IoT 4 mins read

What’s your IoT data lake strategy?

If you self-identify as an IoT data hoarder, you may want to consider a data lake for storage.

Christoph Heinz Christoph Heinz

All data is not created equal – there is some you want to keep and some you want to throw away.

As we established in a previous post, the IoT presents some issues for new participants, who often just gather the data and store it – whether they need it or not. What they may not realize is that the cost of keeping data in short-term storage is typically high. So, if you self-identify as a data hoarder, you may want to consider the alternatives.

It’s all about cost and unknown future use of data

Just as you might keep a gadget in case you need it one day, you might just need the IoT data you considered throwing away because it was too expensive to store. But, unlike with toilet roll hoarding (where you know how it will be used in most cases), with many IoT programs you often can’t foresee future uses of the data when you are starting out.

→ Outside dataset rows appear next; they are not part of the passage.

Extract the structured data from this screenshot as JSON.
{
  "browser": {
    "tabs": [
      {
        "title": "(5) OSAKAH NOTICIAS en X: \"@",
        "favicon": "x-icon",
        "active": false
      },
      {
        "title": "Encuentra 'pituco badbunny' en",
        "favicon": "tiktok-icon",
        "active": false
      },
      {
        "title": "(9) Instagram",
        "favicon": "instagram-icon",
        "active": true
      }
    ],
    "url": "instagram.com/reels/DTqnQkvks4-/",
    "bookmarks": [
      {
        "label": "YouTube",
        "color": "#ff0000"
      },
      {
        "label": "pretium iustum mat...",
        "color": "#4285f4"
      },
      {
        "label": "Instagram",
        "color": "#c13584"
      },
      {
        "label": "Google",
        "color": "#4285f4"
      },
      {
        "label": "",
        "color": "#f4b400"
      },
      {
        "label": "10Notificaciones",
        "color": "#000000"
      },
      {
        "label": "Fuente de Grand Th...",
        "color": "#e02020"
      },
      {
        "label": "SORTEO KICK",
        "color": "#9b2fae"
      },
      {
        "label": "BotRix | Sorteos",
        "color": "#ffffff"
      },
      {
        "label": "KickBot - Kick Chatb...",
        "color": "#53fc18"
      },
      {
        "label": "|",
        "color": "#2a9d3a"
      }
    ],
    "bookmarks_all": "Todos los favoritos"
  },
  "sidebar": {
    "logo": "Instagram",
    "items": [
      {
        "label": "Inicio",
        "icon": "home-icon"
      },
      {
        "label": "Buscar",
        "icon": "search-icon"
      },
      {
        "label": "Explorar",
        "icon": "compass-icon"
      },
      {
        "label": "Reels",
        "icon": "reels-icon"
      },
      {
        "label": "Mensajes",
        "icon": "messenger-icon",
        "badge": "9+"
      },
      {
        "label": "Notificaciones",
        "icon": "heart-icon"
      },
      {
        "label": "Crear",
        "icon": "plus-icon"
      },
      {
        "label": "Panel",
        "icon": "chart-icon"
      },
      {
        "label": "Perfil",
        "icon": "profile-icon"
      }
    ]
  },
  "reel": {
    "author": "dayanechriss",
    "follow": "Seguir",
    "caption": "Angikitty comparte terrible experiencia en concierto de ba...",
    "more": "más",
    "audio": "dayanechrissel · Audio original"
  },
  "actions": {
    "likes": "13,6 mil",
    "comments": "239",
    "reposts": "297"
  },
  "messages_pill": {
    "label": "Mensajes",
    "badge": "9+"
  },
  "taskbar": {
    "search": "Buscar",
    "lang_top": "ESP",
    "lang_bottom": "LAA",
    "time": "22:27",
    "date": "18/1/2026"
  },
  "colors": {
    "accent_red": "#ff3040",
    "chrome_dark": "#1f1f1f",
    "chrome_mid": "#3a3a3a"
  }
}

Short-term versus long-term storage

What do we mean by short-term and long-term storage of data?

  • Short-term data storage in IoT scenarios tends to be the data that is collected instantly and often actioned upon immediately. For example, when a sensor detects something is too hot, it is used to immediately send an alarm to an engineer to fix it. The data is stored in an operational database within the IoT platform, for a short-, or medium-time period to ensure high performance and low storage costs.
  • Long-term data storage is often in a data lake, a specially built data container for long-term storage. The data needs to be extracted from the operational database and sorted into the right format for storage and to be read by the relevant programs that need to access it. Using analytics tools to detect reliable patterns, instead of calling the engineer once it is broken, you can predict when the engineer will need to come before it breaks.

What are the costs of your data hoarding versus the value to the business?

  • Short-term operational databases are often run on high-speed storage devices, which come along with high costs. The more data you have and the longer you store it there, the more your costs increase.
  • The cost is far lower when the data is stored in long-term data lakes, which are designed for inexpensive storage of high data loads.

Other than cost, what else impacts your choices where you might want to store data?

It’s all about your use cases and therefore how you want to use and digest the data. How are you using the data now? How might you use the data in the future? For instant IoT analytics, you might want the data that is two weeks old. For machine learning training, you’ll want a year of data. For the instant analytics, you want instant access. For the machine learning and business intelligence, you don’t have to access it as regularly. Due to differing usage patterns, the data is formatted in a different layout in an operational store compared to a data lake.

Newbie’s guide to IoT data storage

IoT may be new to your business and you are learning as you go along. You buy devices and sensors and first connect them to a platform. Then you can start to see the data come in. And then, once this is all up and running, you can consider how you might use this data in your business. If you are in the relatively early stages of an IoT project, here are some ideas on how companies use their data which can be stored in a less costly manner in data lakes.

Once you gain experience in IoT, that experience combined with your knowledge of your business and your customers, helps you envisage innovative uses, and to know where it needs to be stored.

So, think hard about your data. Why are you keeping it? If you know you need it in future, but are just not sure how, are you storing it in the most cost-efficient way? Have a look at data lakes and operational databases and consider your costs in each.

That future use case might be the gem of an offering in future, that you just didn’t know about. Just like the gadget you knew you wanted to keep  and came into its element in those months stuck in lockdown – when you took up a new hobby.